PSM’s unpaid taxes
KARACHI: The Federal Board of Revenue (FBR) will request the finance ministry to settle Rs2.45 billion in unpaid taxes outstanding against the state-owned Pakistan Steel Mills (PSM) for the last three years, sources said on Tuesday.
The sources said the Large Taxpayers Unit Karachi has already issued a notice to the PSM to recover Rs2.37 billion on account of unpaid taxes. The Appellate Tribunal Inland Revenue also ordered the mills to defray an additional Rs76.4 million.
“Now, the FBR will ask the ministry of finance for the recovery of Rs2.45 billion from the PSM, which failed to clear its sales tax liability,” said a source. PSM officials expressed their unawareness about any notice. They said such matters will be resolved at the ministry level.
The lose-making PSM has defaulted on billions of rupees in payments on various accounts. Six months ago, Sui Southern Gas Company Ltd cut the gas supply to the mills due to the non-payment of bills to have brought the production down to zero.
The mills managed to generate revenue, even after the halt in productions, through selling stocks from the available inventory. But, that was not sufficient to bring the company back in the black.
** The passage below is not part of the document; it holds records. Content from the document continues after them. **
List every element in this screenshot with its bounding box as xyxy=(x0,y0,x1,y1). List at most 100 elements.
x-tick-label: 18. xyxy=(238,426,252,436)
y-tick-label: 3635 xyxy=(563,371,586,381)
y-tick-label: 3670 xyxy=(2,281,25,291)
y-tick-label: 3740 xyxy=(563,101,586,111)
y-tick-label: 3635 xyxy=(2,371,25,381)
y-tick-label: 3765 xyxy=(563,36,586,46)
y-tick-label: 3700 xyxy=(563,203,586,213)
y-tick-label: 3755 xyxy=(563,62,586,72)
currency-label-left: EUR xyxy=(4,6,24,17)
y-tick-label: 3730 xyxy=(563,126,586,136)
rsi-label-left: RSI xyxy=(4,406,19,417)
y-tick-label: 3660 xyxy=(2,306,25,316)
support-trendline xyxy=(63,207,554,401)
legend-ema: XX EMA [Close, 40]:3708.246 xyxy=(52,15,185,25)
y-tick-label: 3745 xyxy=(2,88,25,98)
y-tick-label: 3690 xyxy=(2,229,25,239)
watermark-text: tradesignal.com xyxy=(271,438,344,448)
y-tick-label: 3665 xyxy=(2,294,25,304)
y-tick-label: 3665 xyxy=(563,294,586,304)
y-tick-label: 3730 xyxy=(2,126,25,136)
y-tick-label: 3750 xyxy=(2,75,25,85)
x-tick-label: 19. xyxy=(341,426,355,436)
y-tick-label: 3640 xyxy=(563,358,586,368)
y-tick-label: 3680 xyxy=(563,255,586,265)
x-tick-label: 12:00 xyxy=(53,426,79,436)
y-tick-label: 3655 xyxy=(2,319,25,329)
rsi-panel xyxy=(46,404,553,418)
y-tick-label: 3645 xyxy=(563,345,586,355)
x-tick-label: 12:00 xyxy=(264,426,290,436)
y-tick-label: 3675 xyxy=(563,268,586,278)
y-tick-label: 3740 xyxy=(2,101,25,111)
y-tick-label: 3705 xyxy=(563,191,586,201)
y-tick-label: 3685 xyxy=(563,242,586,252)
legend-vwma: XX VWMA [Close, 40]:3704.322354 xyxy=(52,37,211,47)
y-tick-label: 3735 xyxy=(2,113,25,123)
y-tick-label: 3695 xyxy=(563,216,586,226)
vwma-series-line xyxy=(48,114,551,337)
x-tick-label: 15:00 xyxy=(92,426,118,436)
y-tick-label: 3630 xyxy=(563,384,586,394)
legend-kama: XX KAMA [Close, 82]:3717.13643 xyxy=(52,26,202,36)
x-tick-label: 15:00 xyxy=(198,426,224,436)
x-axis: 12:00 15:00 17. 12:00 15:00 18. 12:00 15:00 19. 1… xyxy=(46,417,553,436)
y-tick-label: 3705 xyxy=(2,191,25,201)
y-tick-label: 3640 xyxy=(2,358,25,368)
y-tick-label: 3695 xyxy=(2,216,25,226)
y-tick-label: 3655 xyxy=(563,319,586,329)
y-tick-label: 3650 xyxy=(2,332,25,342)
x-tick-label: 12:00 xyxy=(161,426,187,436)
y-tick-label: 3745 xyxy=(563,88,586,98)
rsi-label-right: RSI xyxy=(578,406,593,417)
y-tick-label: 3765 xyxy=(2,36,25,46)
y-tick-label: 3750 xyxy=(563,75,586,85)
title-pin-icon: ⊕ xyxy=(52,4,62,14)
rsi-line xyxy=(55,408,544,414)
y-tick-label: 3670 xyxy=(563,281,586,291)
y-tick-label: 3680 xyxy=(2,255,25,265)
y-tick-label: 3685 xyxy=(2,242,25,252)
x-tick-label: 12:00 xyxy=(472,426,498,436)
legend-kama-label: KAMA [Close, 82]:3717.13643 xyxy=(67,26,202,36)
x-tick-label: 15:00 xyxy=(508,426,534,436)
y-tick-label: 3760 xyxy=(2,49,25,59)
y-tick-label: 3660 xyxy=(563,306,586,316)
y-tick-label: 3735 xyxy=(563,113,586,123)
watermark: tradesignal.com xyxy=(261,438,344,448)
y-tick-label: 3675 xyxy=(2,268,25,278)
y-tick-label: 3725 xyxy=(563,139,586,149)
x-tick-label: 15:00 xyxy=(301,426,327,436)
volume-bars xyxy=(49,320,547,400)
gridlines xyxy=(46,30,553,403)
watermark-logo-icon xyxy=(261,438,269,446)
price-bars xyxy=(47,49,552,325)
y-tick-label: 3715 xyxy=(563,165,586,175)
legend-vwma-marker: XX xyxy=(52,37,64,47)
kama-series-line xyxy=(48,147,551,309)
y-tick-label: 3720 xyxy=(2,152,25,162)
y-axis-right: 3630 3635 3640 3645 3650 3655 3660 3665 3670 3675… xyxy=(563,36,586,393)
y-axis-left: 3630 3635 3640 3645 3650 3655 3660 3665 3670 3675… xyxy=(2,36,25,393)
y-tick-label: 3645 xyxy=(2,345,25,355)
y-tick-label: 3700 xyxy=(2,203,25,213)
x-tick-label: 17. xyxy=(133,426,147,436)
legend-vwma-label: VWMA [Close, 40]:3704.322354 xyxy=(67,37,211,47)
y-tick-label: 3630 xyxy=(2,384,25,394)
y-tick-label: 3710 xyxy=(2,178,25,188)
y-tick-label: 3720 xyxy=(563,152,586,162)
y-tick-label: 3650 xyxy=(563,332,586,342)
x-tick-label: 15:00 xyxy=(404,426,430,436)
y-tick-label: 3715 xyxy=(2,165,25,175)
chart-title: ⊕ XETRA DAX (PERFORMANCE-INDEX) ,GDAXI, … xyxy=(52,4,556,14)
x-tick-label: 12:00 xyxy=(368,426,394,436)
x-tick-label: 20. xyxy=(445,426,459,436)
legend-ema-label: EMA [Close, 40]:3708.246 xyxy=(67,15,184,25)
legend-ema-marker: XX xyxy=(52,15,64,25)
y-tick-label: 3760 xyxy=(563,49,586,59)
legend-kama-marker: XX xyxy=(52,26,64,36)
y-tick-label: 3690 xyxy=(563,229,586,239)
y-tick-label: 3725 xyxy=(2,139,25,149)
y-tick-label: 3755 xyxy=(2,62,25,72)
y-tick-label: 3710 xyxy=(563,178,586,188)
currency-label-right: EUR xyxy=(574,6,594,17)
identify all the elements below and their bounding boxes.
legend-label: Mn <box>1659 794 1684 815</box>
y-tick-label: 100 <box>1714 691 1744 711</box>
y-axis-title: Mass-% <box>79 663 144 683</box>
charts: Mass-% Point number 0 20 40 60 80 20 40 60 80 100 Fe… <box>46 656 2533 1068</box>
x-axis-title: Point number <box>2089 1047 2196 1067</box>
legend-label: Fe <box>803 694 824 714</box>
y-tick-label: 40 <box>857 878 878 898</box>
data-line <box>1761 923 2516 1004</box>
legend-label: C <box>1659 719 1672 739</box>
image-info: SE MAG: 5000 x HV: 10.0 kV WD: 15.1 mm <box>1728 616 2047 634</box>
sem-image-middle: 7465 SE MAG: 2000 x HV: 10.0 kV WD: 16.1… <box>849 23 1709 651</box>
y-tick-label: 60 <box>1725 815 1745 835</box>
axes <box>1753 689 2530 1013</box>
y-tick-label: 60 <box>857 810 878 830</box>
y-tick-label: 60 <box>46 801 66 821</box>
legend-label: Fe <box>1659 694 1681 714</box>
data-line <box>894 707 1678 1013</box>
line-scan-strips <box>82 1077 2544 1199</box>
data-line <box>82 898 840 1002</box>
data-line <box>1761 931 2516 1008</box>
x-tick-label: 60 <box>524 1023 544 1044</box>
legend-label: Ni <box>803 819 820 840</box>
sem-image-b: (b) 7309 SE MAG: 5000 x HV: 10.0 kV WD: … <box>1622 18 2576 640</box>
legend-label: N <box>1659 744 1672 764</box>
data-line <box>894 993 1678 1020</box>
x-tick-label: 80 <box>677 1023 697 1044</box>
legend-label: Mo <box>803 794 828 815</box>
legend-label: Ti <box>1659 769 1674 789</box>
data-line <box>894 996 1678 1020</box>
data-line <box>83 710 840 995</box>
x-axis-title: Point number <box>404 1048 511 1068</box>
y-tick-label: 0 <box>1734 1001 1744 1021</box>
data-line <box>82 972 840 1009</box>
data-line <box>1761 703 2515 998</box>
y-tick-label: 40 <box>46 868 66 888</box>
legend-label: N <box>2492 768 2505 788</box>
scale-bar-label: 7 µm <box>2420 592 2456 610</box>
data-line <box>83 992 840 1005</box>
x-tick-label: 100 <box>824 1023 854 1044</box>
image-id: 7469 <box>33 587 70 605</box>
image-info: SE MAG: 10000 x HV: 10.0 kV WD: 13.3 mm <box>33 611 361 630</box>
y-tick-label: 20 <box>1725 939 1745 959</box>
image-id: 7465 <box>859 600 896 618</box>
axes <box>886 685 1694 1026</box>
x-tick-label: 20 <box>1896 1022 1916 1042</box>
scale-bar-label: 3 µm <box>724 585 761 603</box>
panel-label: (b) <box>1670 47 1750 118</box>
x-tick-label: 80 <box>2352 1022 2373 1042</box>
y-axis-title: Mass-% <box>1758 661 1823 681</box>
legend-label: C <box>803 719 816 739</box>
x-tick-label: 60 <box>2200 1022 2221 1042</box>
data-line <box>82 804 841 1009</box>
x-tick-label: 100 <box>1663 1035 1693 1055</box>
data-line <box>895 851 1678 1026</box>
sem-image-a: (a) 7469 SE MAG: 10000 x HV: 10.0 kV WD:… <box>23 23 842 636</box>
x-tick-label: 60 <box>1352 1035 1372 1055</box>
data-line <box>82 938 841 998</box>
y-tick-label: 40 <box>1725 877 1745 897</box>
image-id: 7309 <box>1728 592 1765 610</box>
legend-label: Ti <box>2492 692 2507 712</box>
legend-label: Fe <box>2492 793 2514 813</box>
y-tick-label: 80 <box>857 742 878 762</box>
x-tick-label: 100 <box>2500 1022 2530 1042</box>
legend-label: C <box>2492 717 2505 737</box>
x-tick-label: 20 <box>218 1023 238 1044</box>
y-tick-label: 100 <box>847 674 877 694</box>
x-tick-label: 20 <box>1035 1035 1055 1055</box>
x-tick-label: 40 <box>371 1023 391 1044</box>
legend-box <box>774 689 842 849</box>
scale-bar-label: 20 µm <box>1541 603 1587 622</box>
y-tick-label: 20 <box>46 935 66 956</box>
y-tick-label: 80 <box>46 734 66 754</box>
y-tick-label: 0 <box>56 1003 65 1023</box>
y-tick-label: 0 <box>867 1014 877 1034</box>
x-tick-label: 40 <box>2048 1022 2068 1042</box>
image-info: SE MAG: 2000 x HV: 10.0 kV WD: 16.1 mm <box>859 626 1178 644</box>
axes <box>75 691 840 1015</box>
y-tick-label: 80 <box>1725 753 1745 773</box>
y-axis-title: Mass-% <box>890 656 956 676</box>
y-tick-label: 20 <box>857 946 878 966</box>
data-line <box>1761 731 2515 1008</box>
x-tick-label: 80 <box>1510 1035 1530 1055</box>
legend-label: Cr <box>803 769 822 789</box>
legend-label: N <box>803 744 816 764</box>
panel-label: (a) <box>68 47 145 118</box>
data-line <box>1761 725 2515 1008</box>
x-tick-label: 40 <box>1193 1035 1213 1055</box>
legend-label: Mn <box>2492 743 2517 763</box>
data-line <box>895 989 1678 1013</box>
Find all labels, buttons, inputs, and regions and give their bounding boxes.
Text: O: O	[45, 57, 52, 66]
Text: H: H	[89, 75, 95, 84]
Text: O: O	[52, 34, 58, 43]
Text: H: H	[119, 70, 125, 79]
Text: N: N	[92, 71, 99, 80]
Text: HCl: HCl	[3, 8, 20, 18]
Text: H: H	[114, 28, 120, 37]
The FBR sources said the tax liabilities belong to the tax years 2013, 2014 and 2015. The sources said the default surcharge on the total payable amount will be calculated at the time of payment.
“There appear grim chances of payment from the PSM, but the FBR will send a last notice to the mills for the recovery,” an official said on condition of anonymity. “In case the PSM fails to comply with the last notice, the FBR would go to finance ministry for the settlement.”
The cash-strapped company is facing gravest difficulties in paying salaries to its employees and the government has to frequently bail out the mills, especially for salary payments.
A source said there is an option to attach the bank accounts of the mills, “but the revenue body knows the company’s financial position.”
The mills defaulted on the payment under the head of short-paid, not-paid and sales to black-listed/suspended units during the last three tax years.
The PSM officials said the PSM is facing serious financial crunch and eying further injections from the finance ministry.